Unfortunately, the compensatory stories that the Democrats tell themselves the morning after a loss this monumentally headache-enducing sound exactly like the problems Mark Udall faced. You can already see it on TV, some variation on: “This is a beating that will energize the Get Behind Hillary movement.” OK, and then what? Every woman Democrat will vote for her and many Independents and Republicans will too? Why? As Doug Henwood pointed out in a recent essay in Harper’s, Clinton offers the same pro-corporate, bellicose non-alternative alternative, only with different clothes.

Or take the other morning-show identity politics appeal to inevitability: that black and Hispanic voters will continue to flock to the Democratic Party if everyone can just sit tight until demographics win the elections for Democratic candidates. It’s a comforting thought, if you’re a Democrat sitting around nursing wounds from Tuesday night. It’s almost as appealing a thought as the knowledge that, barring a sudden cure for mortality, the GOP’s No1 electoral resource of Ancient White Shitheads is a diminishing return. The Democrats don’t have to worry about converting dead people, but they do have to worry about minorities being converted.
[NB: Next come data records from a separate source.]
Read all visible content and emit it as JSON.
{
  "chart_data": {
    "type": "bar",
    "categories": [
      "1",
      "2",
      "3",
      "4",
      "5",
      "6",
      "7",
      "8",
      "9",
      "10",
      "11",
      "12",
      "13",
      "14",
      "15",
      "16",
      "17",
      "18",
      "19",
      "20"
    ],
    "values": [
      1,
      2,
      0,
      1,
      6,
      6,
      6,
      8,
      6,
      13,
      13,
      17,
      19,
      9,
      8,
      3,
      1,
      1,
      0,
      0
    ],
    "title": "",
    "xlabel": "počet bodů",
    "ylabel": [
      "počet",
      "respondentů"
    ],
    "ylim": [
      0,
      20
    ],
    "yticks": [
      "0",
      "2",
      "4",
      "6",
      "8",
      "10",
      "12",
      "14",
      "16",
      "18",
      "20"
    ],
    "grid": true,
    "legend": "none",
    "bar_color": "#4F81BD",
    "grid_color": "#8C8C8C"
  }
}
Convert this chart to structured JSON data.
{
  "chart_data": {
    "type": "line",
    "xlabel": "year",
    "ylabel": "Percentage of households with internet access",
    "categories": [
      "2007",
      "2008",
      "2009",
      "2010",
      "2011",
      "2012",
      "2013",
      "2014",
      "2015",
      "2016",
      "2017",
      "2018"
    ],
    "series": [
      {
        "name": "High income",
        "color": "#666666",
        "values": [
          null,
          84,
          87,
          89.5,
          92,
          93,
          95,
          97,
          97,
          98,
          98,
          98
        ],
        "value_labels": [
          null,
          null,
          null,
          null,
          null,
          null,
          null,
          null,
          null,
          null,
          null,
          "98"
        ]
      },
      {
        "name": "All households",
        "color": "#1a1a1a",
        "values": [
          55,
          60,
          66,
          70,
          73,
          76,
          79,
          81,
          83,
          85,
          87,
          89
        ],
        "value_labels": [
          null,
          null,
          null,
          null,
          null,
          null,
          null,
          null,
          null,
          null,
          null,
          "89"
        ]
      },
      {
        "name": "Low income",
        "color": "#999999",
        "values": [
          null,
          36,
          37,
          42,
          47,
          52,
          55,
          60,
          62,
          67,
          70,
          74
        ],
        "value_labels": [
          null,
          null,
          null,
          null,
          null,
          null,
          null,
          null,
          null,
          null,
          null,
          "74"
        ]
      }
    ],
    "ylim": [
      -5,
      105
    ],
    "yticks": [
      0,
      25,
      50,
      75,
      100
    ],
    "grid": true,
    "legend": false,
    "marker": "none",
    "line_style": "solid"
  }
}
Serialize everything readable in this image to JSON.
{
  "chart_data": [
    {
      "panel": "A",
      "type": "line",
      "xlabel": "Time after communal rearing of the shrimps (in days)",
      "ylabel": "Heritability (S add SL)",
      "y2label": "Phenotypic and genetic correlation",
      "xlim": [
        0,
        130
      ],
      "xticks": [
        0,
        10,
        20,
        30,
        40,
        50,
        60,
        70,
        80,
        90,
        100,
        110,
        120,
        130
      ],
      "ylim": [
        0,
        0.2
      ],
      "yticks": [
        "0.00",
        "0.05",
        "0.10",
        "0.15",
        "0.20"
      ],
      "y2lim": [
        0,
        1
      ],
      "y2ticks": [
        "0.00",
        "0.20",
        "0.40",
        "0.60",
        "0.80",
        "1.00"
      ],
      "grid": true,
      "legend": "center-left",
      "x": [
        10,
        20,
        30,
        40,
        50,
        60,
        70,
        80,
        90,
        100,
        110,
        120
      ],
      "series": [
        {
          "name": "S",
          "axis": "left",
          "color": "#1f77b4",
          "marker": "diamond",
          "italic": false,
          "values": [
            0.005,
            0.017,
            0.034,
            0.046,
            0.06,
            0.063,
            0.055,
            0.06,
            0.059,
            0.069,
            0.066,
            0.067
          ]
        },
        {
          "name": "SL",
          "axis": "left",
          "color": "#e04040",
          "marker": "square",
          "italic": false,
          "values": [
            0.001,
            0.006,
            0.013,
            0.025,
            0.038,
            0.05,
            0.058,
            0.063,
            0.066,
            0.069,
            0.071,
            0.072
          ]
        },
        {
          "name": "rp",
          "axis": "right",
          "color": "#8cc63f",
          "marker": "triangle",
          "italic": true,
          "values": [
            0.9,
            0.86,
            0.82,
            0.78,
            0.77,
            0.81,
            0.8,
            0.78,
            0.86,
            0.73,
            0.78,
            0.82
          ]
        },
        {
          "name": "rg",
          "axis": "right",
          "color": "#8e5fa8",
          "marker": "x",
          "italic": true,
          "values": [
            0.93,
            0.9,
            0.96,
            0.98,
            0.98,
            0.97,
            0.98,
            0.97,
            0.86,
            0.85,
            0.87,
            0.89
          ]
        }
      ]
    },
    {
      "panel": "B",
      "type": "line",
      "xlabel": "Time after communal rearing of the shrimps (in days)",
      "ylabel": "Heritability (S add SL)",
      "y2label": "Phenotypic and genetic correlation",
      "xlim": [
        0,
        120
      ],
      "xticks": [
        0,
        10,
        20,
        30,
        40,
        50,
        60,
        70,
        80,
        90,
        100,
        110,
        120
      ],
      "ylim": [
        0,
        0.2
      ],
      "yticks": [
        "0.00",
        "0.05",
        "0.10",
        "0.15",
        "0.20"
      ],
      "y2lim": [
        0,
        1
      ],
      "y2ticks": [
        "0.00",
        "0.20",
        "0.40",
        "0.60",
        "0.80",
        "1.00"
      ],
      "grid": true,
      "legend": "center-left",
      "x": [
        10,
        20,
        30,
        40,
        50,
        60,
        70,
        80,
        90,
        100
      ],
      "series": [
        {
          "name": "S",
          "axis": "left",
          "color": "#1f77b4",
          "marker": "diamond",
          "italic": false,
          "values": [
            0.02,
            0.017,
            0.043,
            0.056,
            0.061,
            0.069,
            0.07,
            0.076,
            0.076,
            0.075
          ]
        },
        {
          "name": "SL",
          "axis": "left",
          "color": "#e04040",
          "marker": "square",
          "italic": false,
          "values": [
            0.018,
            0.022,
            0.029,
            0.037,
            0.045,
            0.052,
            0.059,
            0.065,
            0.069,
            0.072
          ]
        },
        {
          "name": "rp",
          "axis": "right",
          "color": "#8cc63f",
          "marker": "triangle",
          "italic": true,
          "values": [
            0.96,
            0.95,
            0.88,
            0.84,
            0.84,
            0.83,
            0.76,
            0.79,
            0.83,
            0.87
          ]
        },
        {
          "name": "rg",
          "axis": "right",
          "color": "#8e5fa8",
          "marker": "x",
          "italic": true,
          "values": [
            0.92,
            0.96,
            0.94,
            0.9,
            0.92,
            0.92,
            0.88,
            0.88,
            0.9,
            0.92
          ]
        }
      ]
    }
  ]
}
As is the case with the War on Women, Democrats enjoy a solid bloc of minority voters because the GOP can’t stop being ludicrously racist. When they convincingly sound like they consider minorities to be people – hello, Mr George W Bush – they fare better. Minority and women’s votes aren’t a Democratic entitlement. Just like labor, and LGBT and teachers’ votes, you don’t win them just for showing up and then get to spend four years ignoring them and expect your “base” to appear at the bottom of your pocket the next time you need some change for the election machine.

Just look back down to Georgia. It’s white population has shrunk to 52%, and it has 900,000 unregistered minority voters. Just think back to how many of those Michelle Nunn might have won if she’d actually run as a Democrat.